CS451/651 - Fall 2020

CS451/651 Lab 1: MapReduce

Due: Fri Jan 31st, 11:59pm


Introduction

In this lab you'll build a MapReduce library as a way to learn the Go programming language and as a way to learn about fault tolerance in distributed systems. In the first part you will write a simple MapReduce program. In the second part you will write a Master that hands out tasks to workers, and handles failures of workers. The interface to the library and the approach to fault tolerance is similar to the one described in the original MapReduce paper.

Collaboration Policy

You must write all the code you hand in for CS451/651, except for code that we give you as part of the assignment. You are not allowed to look at anyone else's solution, and you are not allowed to look at code from previous years. You may discuss the assignments with other students, but you may not look at or copy each others' code. Please do not publish your code or make it available to future CS451/651 students -- for example, please do not make your code visible on github.

Software

You'll implement this lab (and all the labs) in Go. The Go web site contains lots of tutorial information which you may want to look at.

We supply you with parts of a MapReduce implementation that supports both distributed and non-distributed operation (just the boring bits). You'll fetch the initial lab software with git (a version control system). To learn more about git, look at the git user's manual, or, if you are already familiar with other version control systems, you may find this CS-oriented overview of git useful.

The URL for the course git repository is https://github.com/BU-CS451-DS/goals-2018.git. To install the files in your CS account, you need to clone the course repository, by running the commands below. You may use one of the csa[123] machines. You can log into a csa host with ssh. All the software and instructions assume you are doing the work on the csa machines.

$ git clone  https://github.com/BU-CS451-DS/goals-2018.git 451
$ cd 451
$ ls
Makefile src

Git allows you to keep track of the changes you make to the code. For example, if you want to checkpoint your progress, you can commit your changes by running:

$ git commit -am 'partial solution to lab 1'

The Map/Reduce implementation we give you has support for two modes of operation, sequential and distributed. In the former, the map and reduce tasks are all executed in serial: first, the first map task is executed to completion, then the second, then the third, etc. When all the map tasks have finished, the first reduce task is run, then the second, etc. This mode, while not very fast, can be very useful for debugging, since it removes much of the noise seen in a parallel execution. The distributed mode runs many worker threads that first execute map tasks in parallel, and then reduce tasks. This is much faster, but also harder to implement and debug.
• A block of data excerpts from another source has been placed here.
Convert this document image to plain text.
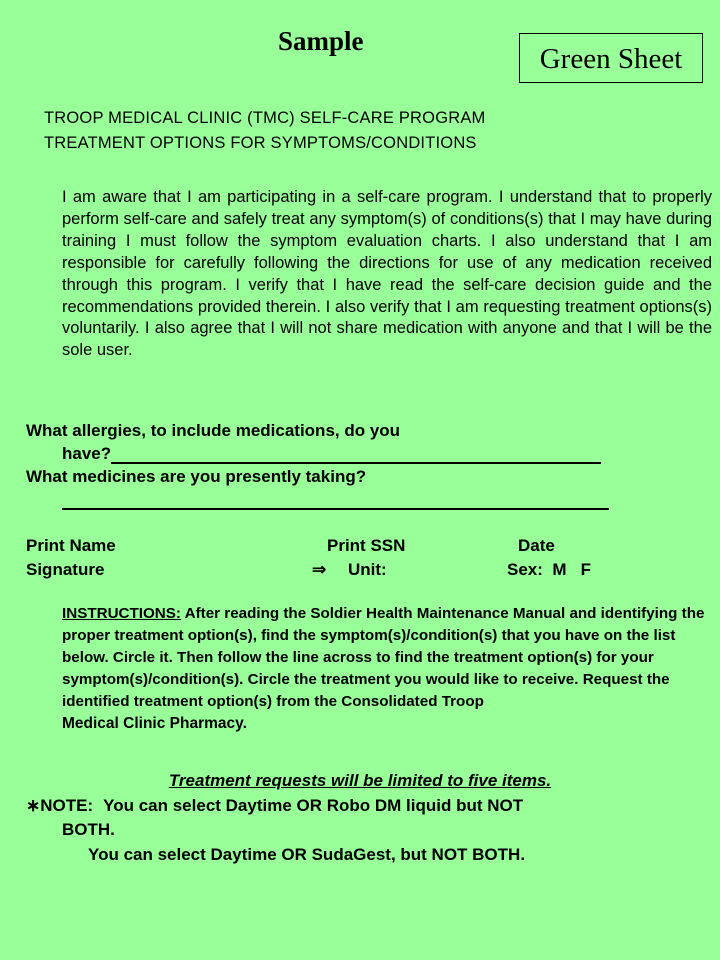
Sample
Green Sheet
TROOP MEDICAL CLINIC (TMC) SELF-CARE PROGRAM
TREATMENT OPTIONS FOR SYMPTOMS/CONDITIONS
I am aware that I am participating in a self-care program. I understand that to properly perform self-care and safely treat any symptom(s) of conditions(s) that I may have during training I must follow the symptom evaluation charts. I also understand that I am responsible for carefully following the directions for use of any medication received through this program. I verify that I have read the self-care decision guide and the recommendations provided therein. I also verify that I am requesting treatment options(s) voluntarily. I also agree that I will not share medication with anyone and that I will be the sole user.
What allergies, to include medications, do you
have?
What medicines are you presently taking?
Print Name	Print SSN	Date
Signature	⇒ Unit:	Sex:  M   F
INSTRUCTIONS: After reading the Soldier Health Maintenance Manual and identifying the proper treatment option(s), find the symptom(s)/condition(s) that you have on the list below. Circle it. Then follow the line across to find the treatment option(s) for your symptom(s)/condition(s). Circle the treatment you would like to receive. Request the identified treatment option(s) from the Consolidated Troop
Medical Clinic Pharmacy.
Treatment requests will be limited to five items.
∗NOTE: You can select Daytime OR Robo DM liquid but NOT
BOTH.
You can select Daytime OR SudaGest, but NOT BOTH.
Preamble: Getting familiar with the source

The mapreduce package provides a simple Map/Reduce library with a sequential implementation. Applications should normally call Distributed() [located in master.go] to start a job, but may instead call Sequential() [also in master.go] to get a sequential execution for debugging purposes.

The flow of the mapreduce implementation is as follows:

  1. The application provides a number of input files, a map function, a reduce function, and the number of reduce tasks (nReduce).
  2. A master is created with this knowledge. It spins up an RPC server (see master_rpc.go), and waits for workers to register (using the RPC call Register() [defined in master.go]). As tasks become available (in steps 4 and 5), schedule() [schedule.go] decides how to assign those tasks to workers, and how to handle worker failures.
  3. The master considers each input file one map task, and makes a call to doMap() [common_map.go] at least once for each task. It does so either directly (when using Sequential()) or by issuing the DoTask RPC on a worker [worker.go]. Each call to doMap() reads the appropriate file, calls the map function on that file's contents, and produces nReduce files for each map file. Thus, there will be #files x nReduce files after all map tasks are done:
    f0-0, ..., f0-0, f0-, ...,
    f<#files-1>-0, ... f<#files-1>-.
  4. The master next makes a call to doReduce() [common_reduce.go] at least once for each reduce task. As for doMap(), it does so either directly or through a worker. doReduce() collects nReduce reduce files from each map (f-*-), and runs the reduce function on those files. This produces nReduce result files.
  5. The master calls mr.merge() [master_splitmerge.go], which merges all the nReduce files produced by the previous step into a single output.
  6. The master sends a Shutdown RPC to each of its workers, and then shuts down its own RPC server.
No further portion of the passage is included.